Women, the ethnic minority of publishing
When I used to work in publishing, I always felt slightly irritated by the existence of the Orange Prize for Fiction aimed exclusively at female writers when there isn’t a men-only one. It is ironic then that the Man Booker is for both sexes, but doesn’t a unisex prize suffice? Or could there be a sinister, male-chauvinistic and condescending flip side to the Orange Prize, which implies women authors are not good enough for the Booker and therefore need to be evaluated separately?
Could it be that women, like ethnic minorities, are considered under-privileged in some way, and need that “little push” to come to the limelight?
Don’t get me wrong. I am delighted that lady writers are being given the opportunity of winning a prestigious literary award that could help boost the sales of their books, but unlike in sport, where there is an obvious difference in physical strength between males and females, I struggle to accept the idea that women need to be placed in a category of their own.
A little help from your friends
Awards and traineeship schemes for ethnic minority journalism graduates are excellent initiatives, without which someone like Roxy may never have got her foot in the door. At least not so fast. It gives them that little edge over the others, who may not have to fight so hard against discrimination to get that first job.
Roxy’s story made me suddenly wonder if any of my job application rejections in the past was in any way influenced by my being of Japanese origin, even though a candidate’s racial discrimination is officially illegal.
I recall now that when I changed my family name to Elliott, after my marriage, I felt much more confident introducing myself by name to people I was interviewing.
I realised, in shock, that I had sub-consciously imagined people would never believe someone with a foreign name could write a story in decent English, let alone for a newspaper.
As with appearance, people make judgements based on your name. If you have a double-barrelled name, that is an indication of a privileged status. If you are a Smith, you are nondescript. A Rothchild means a free pass in life. A foreign name and people are immediately suspicious as they cannot pigeonhole you in a category they can easily understand and rate.
Roxy had a blank space on her application form under “education”, which provoked frawns and dirty looks. Now her CV will say “trainee at The Guardian”. “Features published in The Guardian.” Who will dare refuse her an opportunity? Good on her.
Pride can takes you places
Yet, just as I have my gripe against literary prizes for lady authors, I cannot help but dislike the thought that any minority group should need the “protection” of the state or of private companies when they are just as capable of great achievements as anyone else.
Maybe I am too proud.
Maybe because of my pride I do not feel comfortable being classed as ethnic minority because that feels a bit like second-class citizenship. I remember that as a child I worked twice as hard as any Brazilian kid at school just to prove that I might be “a Jap with slits for eyes”, as a bully at school once told me, but academically I could outshine them any day.

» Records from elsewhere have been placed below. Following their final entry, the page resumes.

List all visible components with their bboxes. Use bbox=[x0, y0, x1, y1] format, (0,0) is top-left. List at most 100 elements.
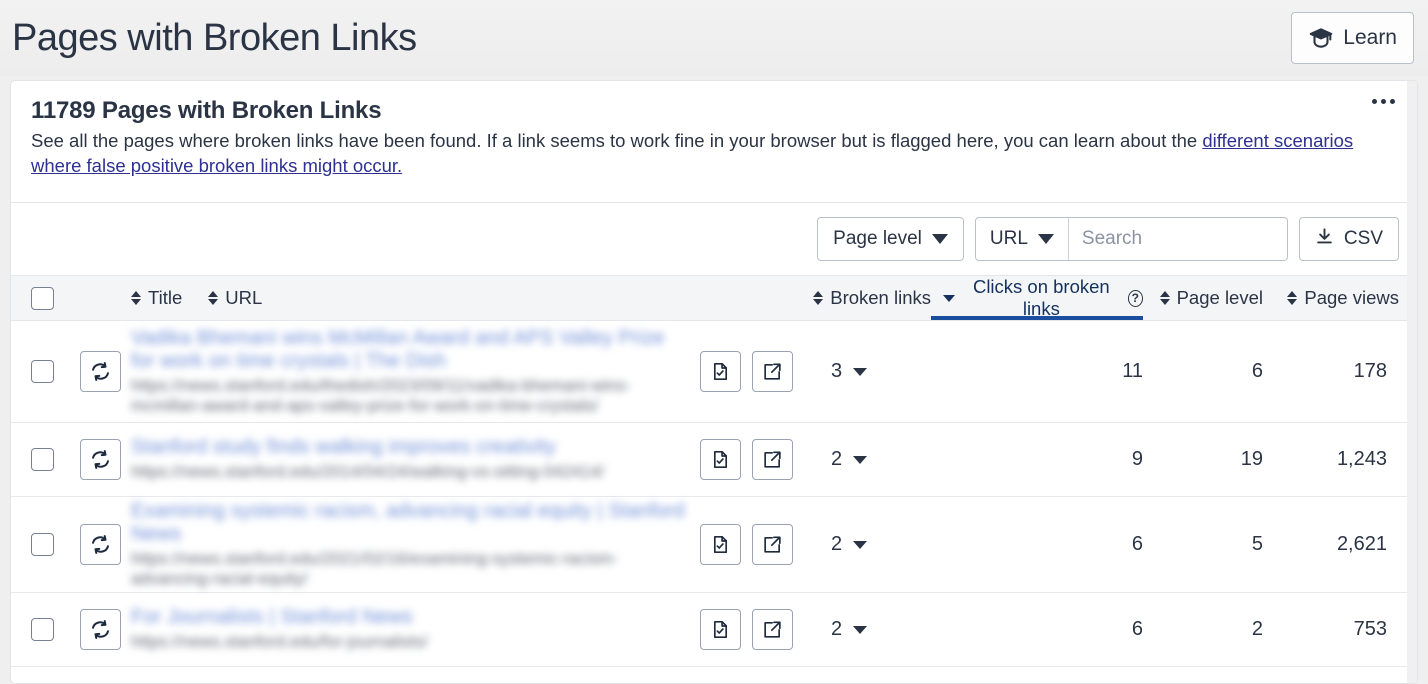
row-title-cell: Vadika Bhemani wins McMillan Award and A… bbox=[131, 320, 691, 424]
card-description: See all the pages where broken links hav… bbox=[31, 129, 1399, 178]
row-page-level-value: 2 bbox=[1143, 592, 1263, 668]
page-level-filter-button[interactable]: Page level bbox=[817, 217, 964, 262]
url-filter-label: URL bbox=[989, 228, 1028, 250]
row-page-views-value: 1,243 bbox=[1263, 422, 1403, 498]
row-actions-cell bbox=[691, 496, 801, 594]
page-views-header-label: Page views bbox=[1304, 287, 1399, 309]
csv-export-button[interactable]: CSV bbox=[1298, 217, 1399, 262]
row-refresh-cell bbox=[69, 320, 131, 424]
expand-chevron-icon[interactable] bbox=[853, 625, 868, 634]
row-page-level-value: 6 bbox=[1143, 320, 1263, 424]
page-header: Pages with Broken Links Learn bbox=[0, 0, 1428, 76]
chevron-down-icon bbox=[931, 234, 948, 245]
row-broken-links-cell: 2 bbox=[801, 422, 931, 498]
row-refresh-cell bbox=[69, 422, 131, 498]
external-link-icon[interactable] bbox=[751, 524, 793, 566]
page-title: Pages with Broken Links bbox=[12, 17, 417, 59]
refresh-icon[interactable] bbox=[79, 524, 121, 566]
row-url: https://news.stanford.edu/thedish/2023/0… bbox=[131, 377, 631, 415]
row-title[interactable]: Vadika Bhemani wins McMillan Award and A… bbox=[131, 327, 691, 373]
sort-icon bbox=[1287, 291, 1298, 306]
external-link-icon[interactable] bbox=[751, 439, 793, 481]
row-page-views-value: 178 bbox=[1263, 320, 1403, 424]
row-broken-links-value: 2 bbox=[831, 533, 843, 556]
row-broken-links-value: 2 bbox=[831, 448, 843, 471]
more-options-icon[interactable] bbox=[1368, 95, 1399, 108]
row-page-views-value: 2,621 bbox=[1263, 496, 1403, 594]
broken-links-header-label: Broken links bbox=[830, 287, 931, 309]
help-circle-icon[interactable]: ? bbox=[1127, 289, 1143, 307]
expand-chevron-icon[interactable] bbox=[853, 367, 868, 376]
row-title[interactable]: Stanford study finds walking improves cr… bbox=[131, 436, 691, 459]
row-checkbox[interactable] bbox=[31, 360, 54, 384]
row-broken-links-value: 2 bbox=[831, 618, 843, 641]
clicks-on-broken-links-header[interactable]: Clicks on broken links ? bbox=[931, 275, 1143, 322]
row-title[interactable]: For Journalists | Stanford News bbox=[131, 606, 691, 629]
row-checkbox[interactable] bbox=[31, 448, 54, 472]
refresh-icon[interactable] bbox=[79, 609, 121, 651]
sort-title-button[interactable]: Title bbox=[131, 276, 182, 320]
row-checkbox[interactable] bbox=[31, 618, 54, 642]
document-check-icon[interactable] bbox=[699, 439, 741, 481]
search-group: URL bbox=[974, 217, 1288, 262]
row-select-cell bbox=[11, 422, 69, 498]
refresh-icon[interactable] bbox=[79, 439, 121, 481]
expand-chevron-icon[interactable] bbox=[853, 540, 868, 549]
broken-links-card: 11789 Pages with Broken Links See all th… bbox=[10, 80, 1418, 684]
row-actions-cell bbox=[691, 320, 801, 424]
clicks-header-label: Clicks on broken links bbox=[972, 276, 1110, 320]
card-title: 11789 Pages with Broken Links bbox=[31, 97, 382, 124]
table-row[interactable]: For Journalists | Stanford News https://… bbox=[11, 592, 1417, 668]
table-row[interactable]: Stanford study finds walking improves cr… bbox=[11, 422, 1417, 498]
page-level-filter-label: Page level bbox=[833, 228, 922, 250]
csv-export-label: CSV bbox=[1343, 228, 1383, 250]
sort-url-button[interactable]: URL bbox=[208, 276, 262, 320]
document-check-icon[interactable] bbox=[699, 351, 741, 393]
vertical-scrollbar[interactable] bbox=[1407, 81, 1417, 683]
row-broken-links-value: 3 bbox=[831, 360, 843, 383]
sort-icon bbox=[813, 291, 824, 306]
search-input[interactable] bbox=[1068, 218, 1287, 261]
select-all-checkbox[interactable] bbox=[31, 286, 54, 310]
table-row[interactable]: Vadika Bhemani wins McMillan Award and A… bbox=[11, 320, 1417, 424]
page-views-header: Page views bbox=[1263, 275, 1403, 322]
learn-button-label: Learn bbox=[1343, 26, 1397, 49]
sort-icon bbox=[131, 291, 141, 306]
table-toolbar: Page level URL CSV bbox=[11, 203, 1417, 275]
card-description-text: See all the pages where broken links hav… bbox=[31, 130, 1203, 151]
document-check-icon[interactable] bbox=[699, 609, 741, 651]
refresh-column-header bbox=[69, 275, 131, 322]
row-checkbox[interactable] bbox=[31, 533, 54, 557]
row-refresh-cell bbox=[69, 496, 131, 594]
row-actions-cell bbox=[691, 592, 801, 668]
external-link-icon[interactable] bbox=[751, 609, 793, 651]
card-header: 11789 Pages with Broken Links See all th… bbox=[11, 81, 1417, 192]
row-clicks-value: 11 bbox=[931, 320, 1143, 424]
document-check-icon[interactable] bbox=[699, 524, 741, 566]
row-select-cell bbox=[11, 496, 69, 594]
url-filter-button[interactable]: URL bbox=[976, 218, 1069, 261]
external-link-icon[interactable] bbox=[751, 351, 793, 393]
learn-button[interactable]: Learn bbox=[1291, 12, 1414, 64]
graduation-cap-icon bbox=[1308, 25, 1334, 51]
row-page-level-value: 5 bbox=[1143, 496, 1263, 594]
title-url-header: Title URL bbox=[131, 275, 691, 322]
sort-descending-icon bbox=[943, 294, 955, 302]
row-select-cell bbox=[11, 592, 69, 668]
url-header-label: URL bbox=[225, 287, 263, 309]
broken-links-table: Title URL Broken links Clicks on broken … bbox=[11, 275, 1417, 668]
sort-icon bbox=[1159, 291, 1170, 306]
select-all-header bbox=[11, 275, 69, 322]
row-page-level-value: 19 bbox=[1143, 422, 1263, 498]
row-clicks-value: 9 bbox=[931, 422, 1143, 498]
row-broken-links-cell: 2 bbox=[801, 592, 931, 668]
table-header-row: Title URL Broken links Clicks on broken … bbox=[11, 275, 1417, 322]
broken-links-header: Broken links bbox=[801, 275, 931, 322]
row-title-cell: Stanford study finds walking improves cr… bbox=[131, 422, 691, 498]
row-title-cell: Examining systemic racism, advancing rac… bbox=[131, 496, 691, 594]
row-title[interactable]: Examining systemic racism, advancing rac… bbox=[131, 500, 691, 546]
refresh-icon[interactable] bbox=[79, 351, 121, 393]
table-row[interactable]: Examining systemic racism, advancing rac… bbox=[11, 496, 1417, 594]
row-clicks-value: 6 bbox=[931, 592, 1143, 668]
expand-chevron-icon[interactable] bbox=[853, 455, 868, 464]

In fact, many ethnic minority children grow up to become grand figures in history exactly because they had their prides to defend and a point to prove. Hardship gives you chutzpah.
Did you see where that little half-cast boy called Barack ended?
I will make a concession and accept that they –correction, we – we at times do need a little help from our friends. It may not be so bad after all to be granted special opportunities and schemes for being under-recognised and under-represented in a certain community.
What saddens me is that we live in a society where discrimination and social inequality are so rampant that, without the extra help, it is still difficult for some of us to jump off that travelling wagon onto the bandwagon of security and success, which should be our birthright.